Approaches to safe nanotechnology

(Nanowerk Spotlight) NIOSH, the National Institute for Occupational Safety and Health in the United States, has published the final version of its report "Approaches to Safe Nanotechnology" Potential Health Concerns
The potential for nanomaterials to enter the body is among several factors that scientists examine in determining whether such materials may pose an occupational health hazard. Nanomaterials have the greatest potential to enter the body through the respiratory system if they are airborne and in the form of respirable-sized particles (nanoparticles). They may also come into contact with the skin or be ingested.
Based on results from human and animal studies, airborne nanoparticles can be inhaled and deposit in the respiratory tract; and based on animal studies, nanoparticles can enter the blood stream, and translocate to other organs.
Experimental studies in rats have shown that equivalent mass doses of insoluble incidental nanoparticles are more potent than large particles of similar composition in causing pulmonary inflammation and lung tumors. Results from in vitro cell culture studies with similar materials are generally supportive of the biological responses observed in animals.
Experimental studies in animals, cell cultures, and cell-free systems have shown that changes in the chemical composition, crystal structure, and size of particles can influence their oxidant generation properties and cytotoxicity.
Potential Safety Concerns
Some nanomaterials may initiate catalytic reactions depending on their composition and structure that would not otherwise be anticipated based on their chemical composition.
Working with Engineered Nanomaterials
Nanomaterial-enabled products such as nanocomposites, surface-coated materials, and materials comprised of nanostructures, such as integrated circuits, are unlikely to pose a risk of exposure during their handling and use as materials of non-inhalable size. However, some of the processes used in their production (e.g., formulating and applying nanoscale coatings) may lead to exposure to nanomaterials, and the cutting or grinding of such products could release respirable-sized nanoparticles.
Maintenance on production systems (including cleaning and disposal of materials from dust collection systems) is likely to result in exposure to nanoparticles if deposited nanomaterials are disturbed.
Precautionary Measures
The implementation of a risk management program with elements including: Evaluating the hazard posed by the nanomaterial based on available physical and chemical property data, toxicology, or health-effects data; Assessing the worker’s job task to determine the potential for exposure; Educating and training workers in ——the proper handling of nanomaterials (e.g., good work practices); Establishing criteria and procedures for installing and evaluating engineering controls (e.g., exhaust ventilation) at locations where exposure to nanomaterials might occur; Developing procedures for determining the need for and selecting proper personal protective equipment (e.g., clothing, gloves, respirators); Systematically evaluating exposures to ensure that control measures are working properly and that workers are being provided the appropriate personal protective equipment.

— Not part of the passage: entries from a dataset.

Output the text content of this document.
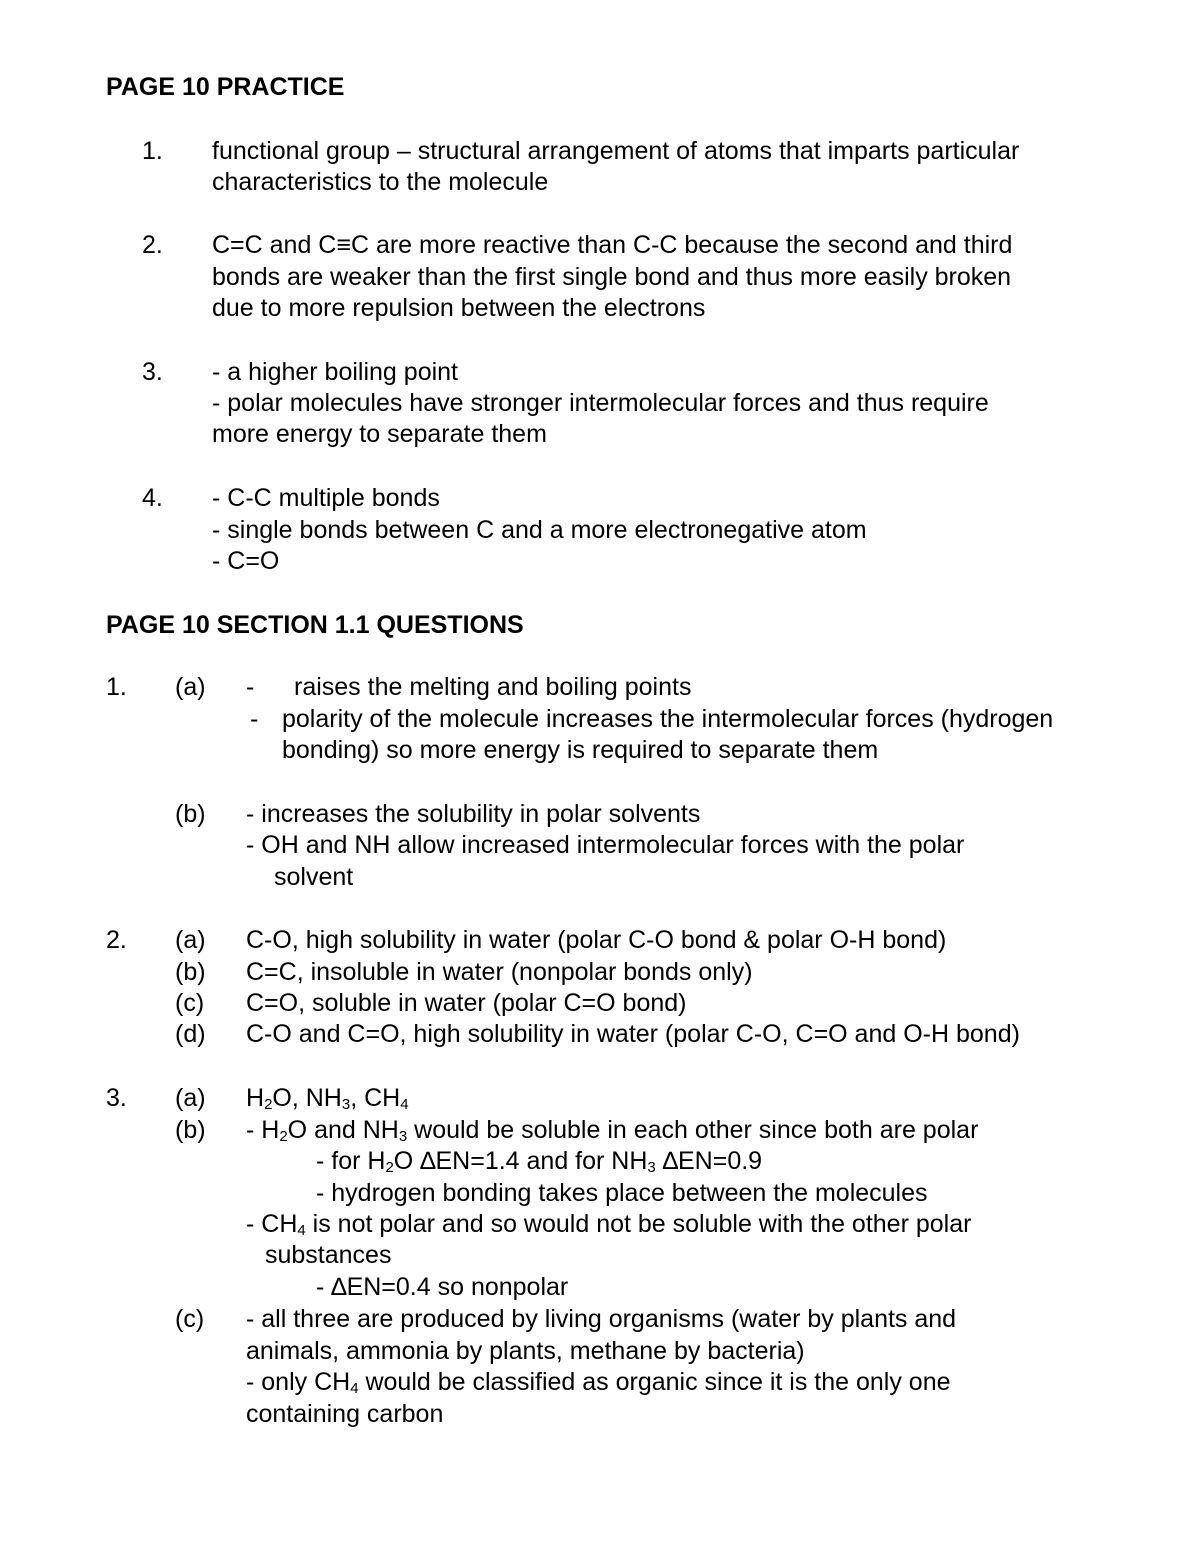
PAGE 10 PRACTICE
1. functional group – structural arrangement of atoms that imparts particular
characteristics to the molecule
2. C=C and C≡C are more reactive than C-C because the second and third
bonds are weaker than the first single bond and thus more easily broken
due to more repulsion between the electrons
3. - a higher boiling point
- polar molecules have stronger intermolecular forces and thus require
more energy to separate them
4. - C-C multiple bonds
- single bonds between C and a more electronegative atom
- C=O
PAGE 10 SECTION 1.1 QUESTIONS
1. (a) - raises the melting and boiling points
- polarity of the molecule increases the intermolecular forces (hydrogen
bonding) so more energy is required to separate them
(b) - increases the solubility in polar solvents
- OH and NH allow increased intermolecular forces with the polar
solvent
2. (a) C-O, high solubility in water (polar C-O bond & polar O-H bond)
(b) C=C, insoluble in water (nonpolar bonds only)
(c) C=O, soluble in water (polar C=O bond)
(d) C-O and C=O, high solubility in water (polar C-O, C=O and O-H bond)
3. (a) $H_2O$, $NH_3$, $CH_4$
$(b) - H_2O$ and $NH_3$ would be soluble in each other since both are polar
- for $H_2O$ ∆EN=1.4 and for $NH_3$ ∆EN=0.9
- hydrogen bonding takes place between the molecules
- $CH_4$ is not polar and so would not be soluble with the other polar
substances
- ∆EN=0.4 so nonpolar
(c) - all three are produced by living organisms (water by plants and
animals, ammonia by plants, methane by bacteria)
- only $CH_4$ would be classified as organic since it is the only one
containing carbon
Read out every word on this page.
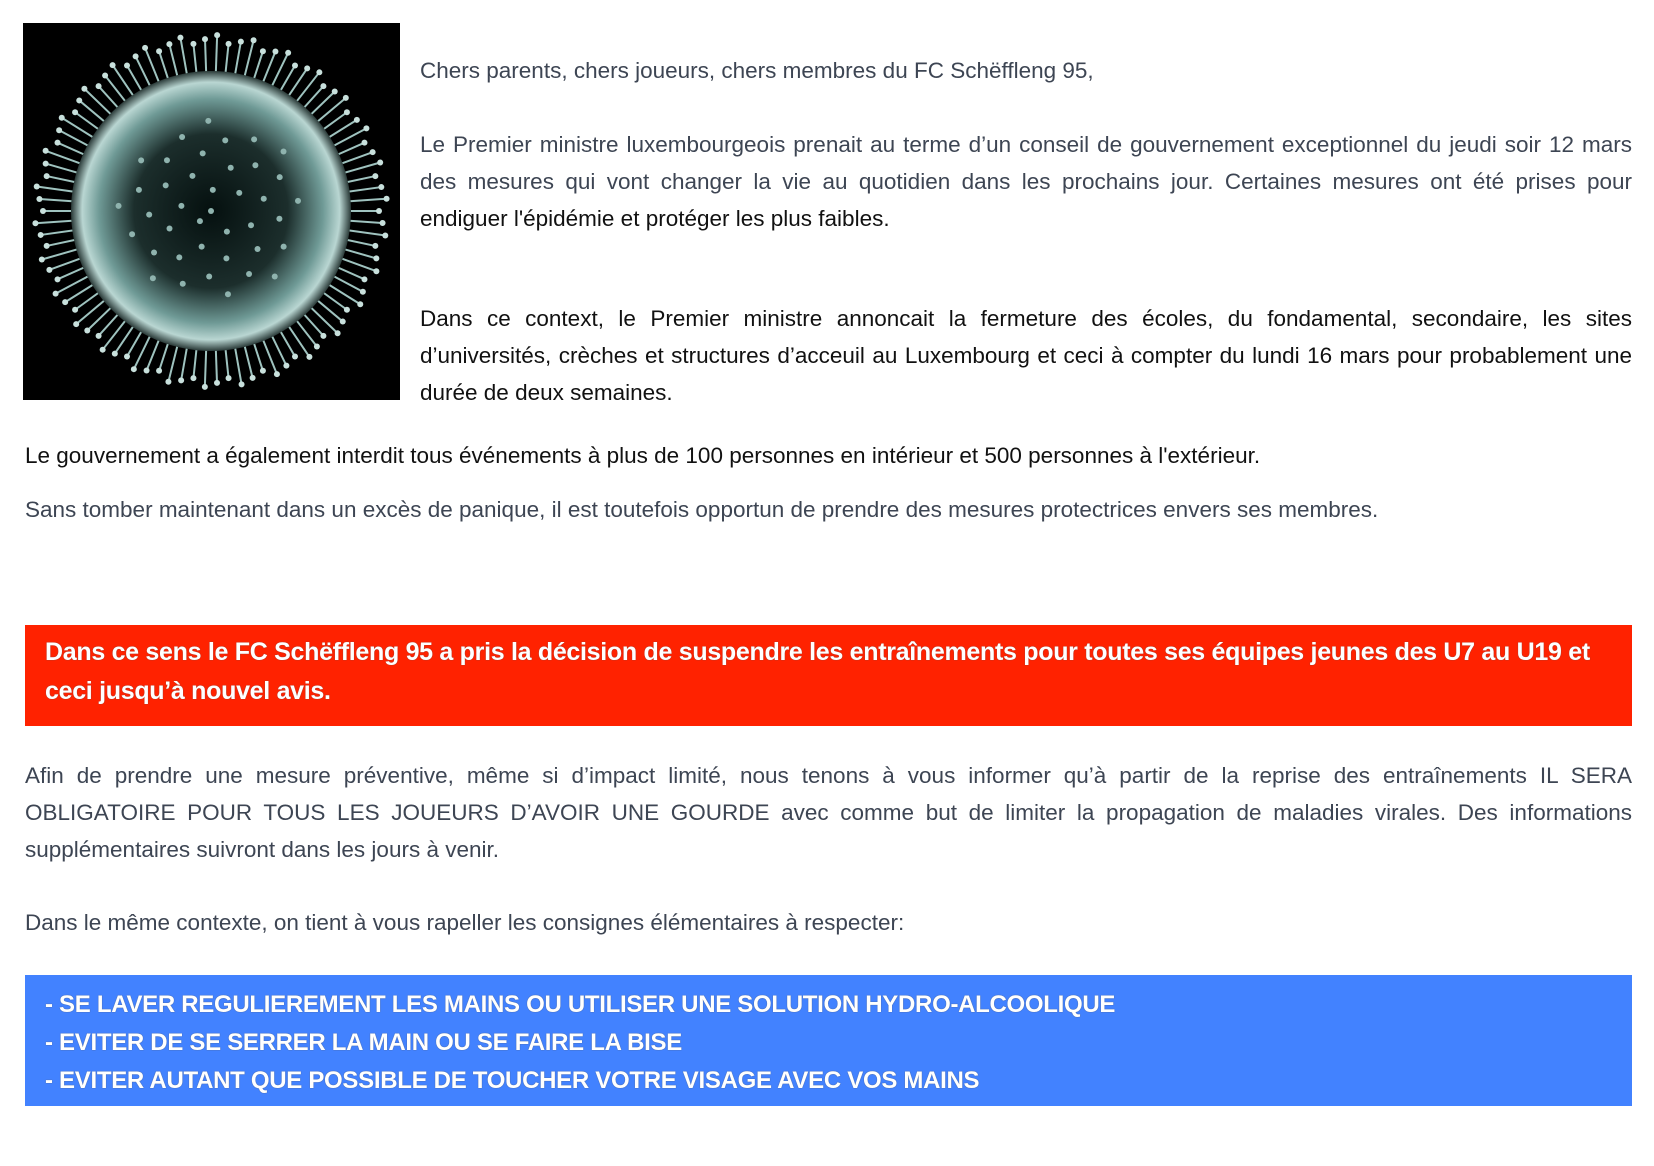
Chers parents, chers joueurs, chers membres du FC Schëffleng 95,
Le Premier ministre luxembourgeois prenait au terme d’un conseil de gouvernement exceptionnel du jeudi soir 12 mars des mesures qui vont changer la vie au quotidien dans les prochains jour. Certaines mesures ont été prises pour endiguer l'épidémie et protéger les plus faibles.
Dans ce context, le Premier ministre annoncait la fermeture des écoles, du fondamental, secondaire, les sites d’universités, crèches et structures d’acceuil au Luxembourg et ceci à compter du lundi 16 mars pour probablement une durée de deux semaines.
Le gouvernement a également interdit tous événements à plus de 100 personnes en intérieur et 500 personnes à l'extérieur.
Sans tomber maintenant dans un excès de panique, il est toutefois opportun de prendre des mesures protectrices envers ses membres.
Dans ce sens le FC Schëffleng 95 a pris la décision de suspendre les entraînements pour toutes ses équipes jeunes des U7 au U19 et ceci jusqu’à nouvel avis.
Afin de prendre une mesure préventive, même si d’impact limité, nous tenons à vous informer qu’à partir de la reprise des entraînements IL SERA OBLIGATOIRE POUR TOUS LES JOUEURS D’AVOIR UNE GOURDE avec comme but de limiter la propagation de maladies virales. Des informations supplémentaires suivront dans les jours à venir.
Dans le même contexte, on tient à vous rapeller les consignes élémentaires à respecter:
- SE LAVER REGULIEREMENT LES MAINS OU UTILISER UNE SOLUTION HYDRO-ALCOOLIQUE
- EVITER DE SE SERRER LA MAIN OU SE FAIRE LA BISE
- EVITER AUTANT QUE POSSIBLE DE TOUCHER VOTRE VISAGE AVEC VOS MAINS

Engineering control techniques such as source enclosure (i.e., isolating the generation source from the worker) and local exhaust ventilation systems should be effective for capturing airborne nanoparticles. Current knowledge indicates that a well-designed exhaust ventilation system with a high-efficiency particulate air (HEPA) filter should effectively remove nanomaterials.
Respirators may be necessary when engineering and administrative controls do not adequately prevent exposures. Currently, there are no specific limits for airborne exposures to engineered nanoparticles although occupational exposure limits exist for some larger particles of similar chemical composition. It should be recognized that exposure limits recommended for non-nanoscale particles may not be health protective for nanoparticle exposures (e.g., the OSHA Permissible Exposure Limit [PEL] for graphite may not be a safe exposure limit for carbon nanotubes).

Occupational Health Surveillance
Occupational health surveillance is an essential component of an effective occupational safety and health program.
NIOSH has formulated interim guidance relevant to medical screening (one component of an occupational health surveillance program) for nanotechnology workers (see NIOSH Current Intelligence Bulletin Interim Guidance for Medical Screening and Hazard Surveillance for Workers Potentially Exposed to Engineered Nanoparticles).